DuFour held that principals should have a "loose-tight" leadership style that allows teachers some autonomy in decision making, but protects the school's shared vision and values. In a 2015 opinion essay for Education Week Teacher, DuFour, along with Douglas Reeves, wrote that school leaders must do more than simply provide time for teachers to collaborate. "A professional learning community is not simply a meeting: It is an ongoing process in which educators work collaboratively in recursive cycles of collective inquiry and action research in order to achieve better results for the students they serve," they wrote.
The post below references an Educational Leadership with DuFour from May 2016 and his words at the end are centering, inspiring, and affirming regarding the work we are doing every day with our students.

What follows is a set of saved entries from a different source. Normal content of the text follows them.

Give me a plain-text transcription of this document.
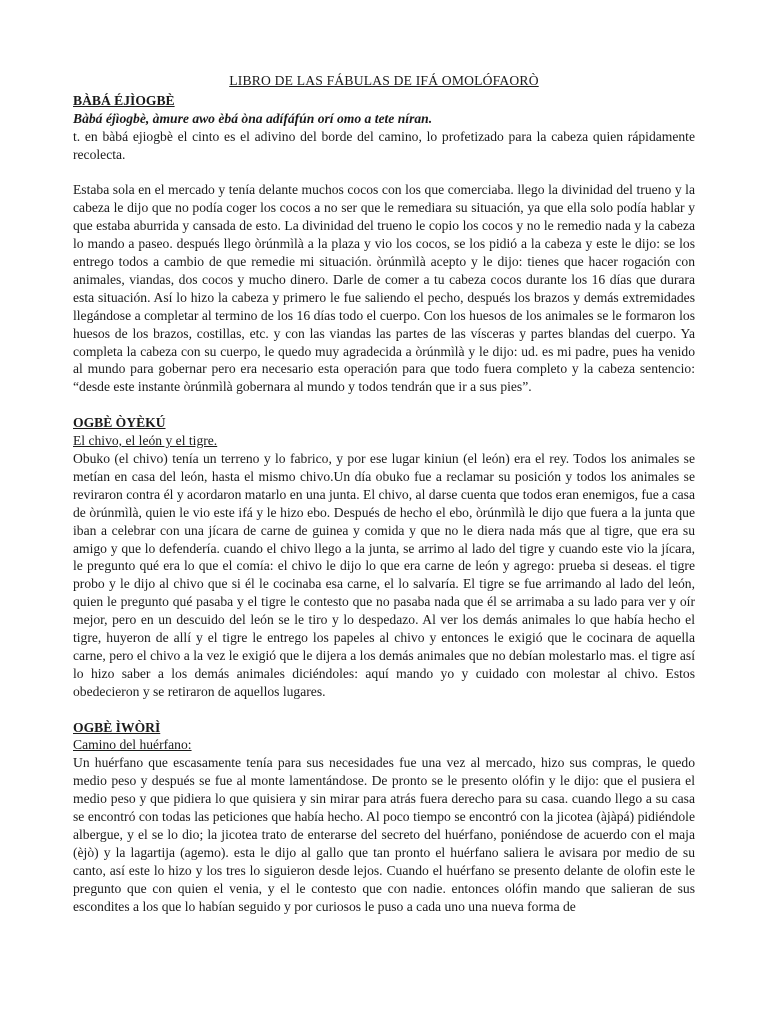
LIBRO DE LAS FÁBULAS DE IFÁ OMOLÓFAORÒ
BÀBÁ ÉJÌOGBÈ
Bàbá éjìogbè, àmure awo èbá òna adífáfún orí omo a tete níran.

t. en bàbá ejiogbè el cinto es el adivino del borde del camino, lo profetizado para la cabeza quien rápidamente recolecta.

Estaba sola en el mercado y tenía delante muchos cocos con los que comerciaba. llego la divinidad del trueno y la cabeza le dijo que no podía coger los cocos a no ser que le remediara su situación, ya que ella solo podía hablar y que estaba aburrida y cansada de esto. La divinidad del trueno le copio los cocos y no le remedio nada y la cabeza lo mando a paseo. después llego òrúnmìlà a la plaza y vio los cocos, se los pidió a la cabeza y este le dijo: se los entrego todos a cambio de que remedie mi situación. òrúnmìlà acepto y le dijo: tienes que hacer rogación con animales, viandas, dos cocos y mucho dinero. Darle de comer a tu cabeza cocos durante los 16 días que durara esta situación. Así lo hizo la cabeza y primero le fue saliendo el pecho, después los brazos y demás extremidades llegándose a completar al termino de los 16 días todo el cuerpo. Con los huesos de los animales se le formaron los huesos de los brazos, costillas, etc. y con las viandas las partes de las vísceras y partes blandas del cuerpo. Ya completa la cabeza con su cuerpo, le quedo muy agradecida a òrúnmìlà y le dijo: ud. es mi padre, pues ha venido al mundo para gobernar pero era necesario esta operación para que todo fuera completo y la cabeza sentencio: “desde este instante òrúnmìlà gobernara al mundo y todos tendrán que ir a sus pies”.

OGBÈ ÒYÈKÚ
El chivo, el león y el tigre.

Obuko (el chivo) tenía un terreno y lo fabrico, y por ese lugar kiniun (el león) era el rey. Todos los animales se metían en casa del león, hasta el mismo chivo.Un día obuko fue a reclamar su posición y todos los animales se reviraron contra él y acordaron matarlo en una junta. El chivo, al darse cuenta que todos eran enemigos, fue a casa de òrúnmìlà, quien le vio este ifá y le hizo ebo. Después de hecho el ebo, òrúnmìlà le dijo que fuera a la junta que iban a celebrar con una jícara de carne de guinea y comida y que no le diera nada más que al tigre, que era su amigo y que lo defendería. cuando el chivo llego a la junta, se arrimo al lado del tigre y cuando este vio la jícara, le pregunto qué era lo que el comía: el chivo le dijo lo que era carne de león y agrego: prueba si deseas. el tigre probo y le dijo al chivo que si él le cocinaba esa carne, el lo salvaría. El tigre se fue arrimando al lado del león, quien le pregunto qué pasaba y el tigre le contesto que no pasaba nada que él se arrimaba a su lado para ver y oír mejor, pero en un descuido del león se le tiro y lo despedazo. Al ver los demás animales lo que había hecho el tigre, huyeron de allí y el tigre le entrego los papeles al chivo y entonces le exigió que le cocinara de aquella carne, pero el chivo a la vez le exigió que le dijera a los demás animales que no debían molestarlo mas. el tigre así lo hizo saber a los demás animales diciéndoles: aquí mando yo y cuidado con molestar al chivo. Estos obedecieron y se retiraron de aquellos lugares.

OGBÈ ÌWÒRÌ
Camino del huérfano:

Un huérfano que escasamente tenía para sus necesidades fue una vez al mercado, hizo sus compras, le quedo medio peso y después se fue al monte lamentándose. De pronto se le presento olófin y le dijo: que el pusiera el medio peso y que pidiera lo que quisiera y sin mirar para atrás fuera derecho para su casa. cuando llego a su casa se encontró con todas las peticiones que había hecho. Al poco tiempo se encontró con la jicotea (àjàpá) pidiéndole albergue, y el se lo dio; la jicotea trato de enterarse del secreto del huérfano, poniéndose de acuerdo con el maja (èjò) y la lagartija (agemo). esta le dijo al gallo que tan pronto el huérfano saliera le avisara por medio de su canto, así este lo hizo y los tres lo siguieron desde lejos. Cuando el huérfano se presento delante de olofin este le pregunto que con quien el venia, y el le contesto que con nadie. entonces olófin mando que salieran de sus escondites a los que lo habían seguido y por curiosos le puso a cada uno una nueva forma de
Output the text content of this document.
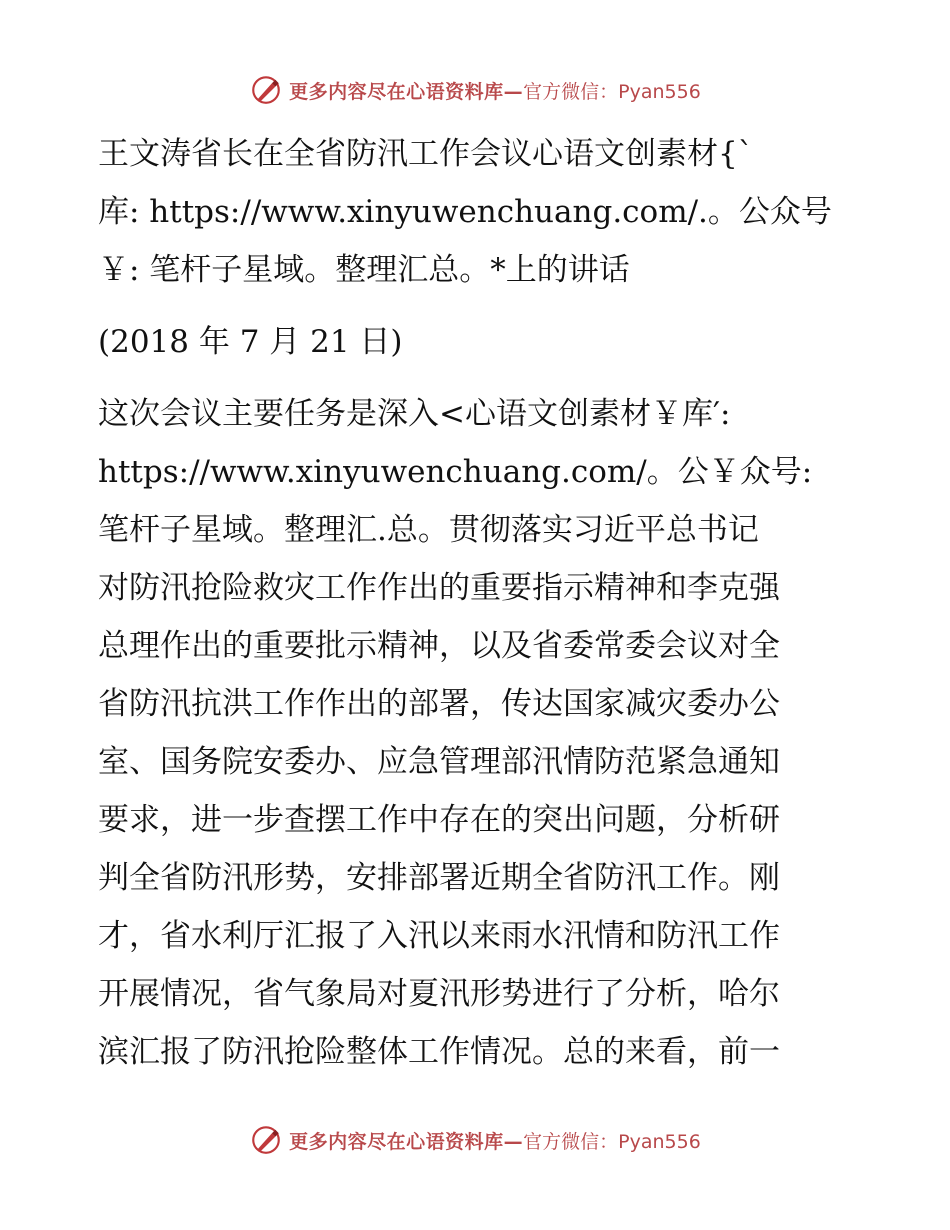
更多内容尽在心语资料库— 官方微信：Pyan556
王文涛省长在全省防汛工作会议心语文创素材{`
库: https://www.xinyuwenchuang.com/.。公众号
￥: 笔杆子星域。整理汇总。*上的讲话
(2018 年 7 月 21 日)
这次会议主要任务是深入<心语文创素材￥库′:
https://www.xinyuwenchuang.com/。公￥众号:
笔杆子星域。整理汇.总。贯彻落实习近平总书记
对防汛抢险救灾工作作出的重要指示精神和李克强
总理作出的重要批示精神，以及省委常委会议对全
省防汛抗洪工作作出的部署，传达国家减灾委办公
室、国务院安委办、应急管理部汛情防范紧急通知
要求，进一步查摆工作中存在的突出问题，分析研
判全省防汛形势，安排部署近期全省防汛工作。刚
才，省水利厅汇报了入汛以来雨水汛情和防汛工作
开展情况，省气象局对夏汛形势进行了分析，哈尔
滨汇报了防汛抢险整体工作情况。总的来看，前一
更多内容尽在心语资料库— 官方微信：Pyan556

Remembering Richard DuFour, Leading Voice on Professional Learning Communities
by Naomi Thiers in ASCD In-Service
Most recently, in our May 2016 issue, we interviewed DuFour about his 2015 book In Praise of American Educators, in which he argued U.S. teachers are accomplishing great things yet being scapegoated for problems in education...We will miss Richard DuFour’s example, vision, and voice.
I couldn’t imagine any other profession that would have been more satisfying for me. This was what I was born to do. I look at other professions and wonder, How could you be excited about that every day or passionate about that? So I feel that it’s been my life’s work, and I look at it with a sense of satisfaction and peace. - Rick DuFour
I look forward to the work that lies ahead for all of us.